When Ximilar was founded, many crucial decisions needed to be made. One of them was where to run our software. After careful consideration, our first servers were bought and subsequently, all our services have run on our own hardware.
This brought of course a great number of challenges, but also many opportunities. We would like to share with you some of the latest accomplishments. Mainly, we are proud to announce that we have become a part of Intel AI Builders Program. Having direct access to technical resources and support from Intel help us in using our hardware in the best way possible.
Running the entire MLaaS (Machine learning as a service) platform on our cloud infrastructure as efficiently as possible and delivering high-quality results is essential for us.
Making The Most of It
Knowing our servers enables us to optimize used models to be very efficient. It is not hard to get incredible amounts of computational power today, but we still believe that it is worth using them to their fullest potential. We love saving energy, resources, and at the same time providing our services for reasonable prices.
Machine learning computations are performed both by GPUs (graphics processing units) and CPUs (central processing units). During training, CPU prepares the images, GPU optimizes the artificial neural network. For prediction, both of them can be used. But generally, we use GPU only when the model is really big or we need the results very fast. In other cases, the CPU is sufficient. Recently, we focused on optimizing our prediction on our Intel Xeon CPUs to make them run faster.
We use TensorFlow library for your machine learning models. It was developed by Google and released as open-source in 2015. Google also came up with their own hardware for machine learning – Tensor Processing Units, TPUs in short. Nevertheless, they are still interested in other hardware platforms as well and they provide XNNPACK, an optimized library of floating-point neural network inference operators.
However, we achieved the best results by using OpenVINO Toolkit from Intel. It consists of two basic parts. A model optimizer, which is run after a model is trained, and an inference engine for predictions. We are able to speed up some of our tasks by 5 times. The predictions run especially efficiently on larger images and larger batches.

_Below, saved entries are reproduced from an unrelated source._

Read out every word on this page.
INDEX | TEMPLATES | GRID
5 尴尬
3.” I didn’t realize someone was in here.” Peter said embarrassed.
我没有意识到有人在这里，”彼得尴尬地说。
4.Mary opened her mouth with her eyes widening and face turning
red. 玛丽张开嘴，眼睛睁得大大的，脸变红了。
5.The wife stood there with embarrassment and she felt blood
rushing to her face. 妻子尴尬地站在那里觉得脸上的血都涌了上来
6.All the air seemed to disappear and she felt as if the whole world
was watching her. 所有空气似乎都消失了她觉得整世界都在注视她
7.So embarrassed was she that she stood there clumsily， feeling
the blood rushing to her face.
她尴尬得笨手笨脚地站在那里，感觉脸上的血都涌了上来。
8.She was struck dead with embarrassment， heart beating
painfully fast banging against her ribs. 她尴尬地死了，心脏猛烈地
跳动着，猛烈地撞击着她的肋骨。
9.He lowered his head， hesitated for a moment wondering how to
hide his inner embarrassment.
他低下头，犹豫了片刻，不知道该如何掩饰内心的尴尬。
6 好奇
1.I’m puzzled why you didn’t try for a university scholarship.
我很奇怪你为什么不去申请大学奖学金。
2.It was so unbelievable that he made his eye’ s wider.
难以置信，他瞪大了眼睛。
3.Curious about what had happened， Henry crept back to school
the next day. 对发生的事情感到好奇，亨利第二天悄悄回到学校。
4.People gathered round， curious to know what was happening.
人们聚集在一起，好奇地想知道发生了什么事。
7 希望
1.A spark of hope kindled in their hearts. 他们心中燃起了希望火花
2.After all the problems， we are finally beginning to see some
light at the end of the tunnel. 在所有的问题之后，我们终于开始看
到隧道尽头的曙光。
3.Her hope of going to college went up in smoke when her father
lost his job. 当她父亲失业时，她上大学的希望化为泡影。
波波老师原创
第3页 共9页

So far, we are using OpenVINO for our image recognition service and various recognition tasks in different fashion services. For example, fashion tagging or visual search runs many models on a single image and every improvement in efficiency is even more noticeable. But we are not forgetting the rest of our portfolio and we are working hard to extend it to all of the different services we provide.
Last but not least, we would like to thank Intel for their support and we are looking forward to our cooperation in the next years!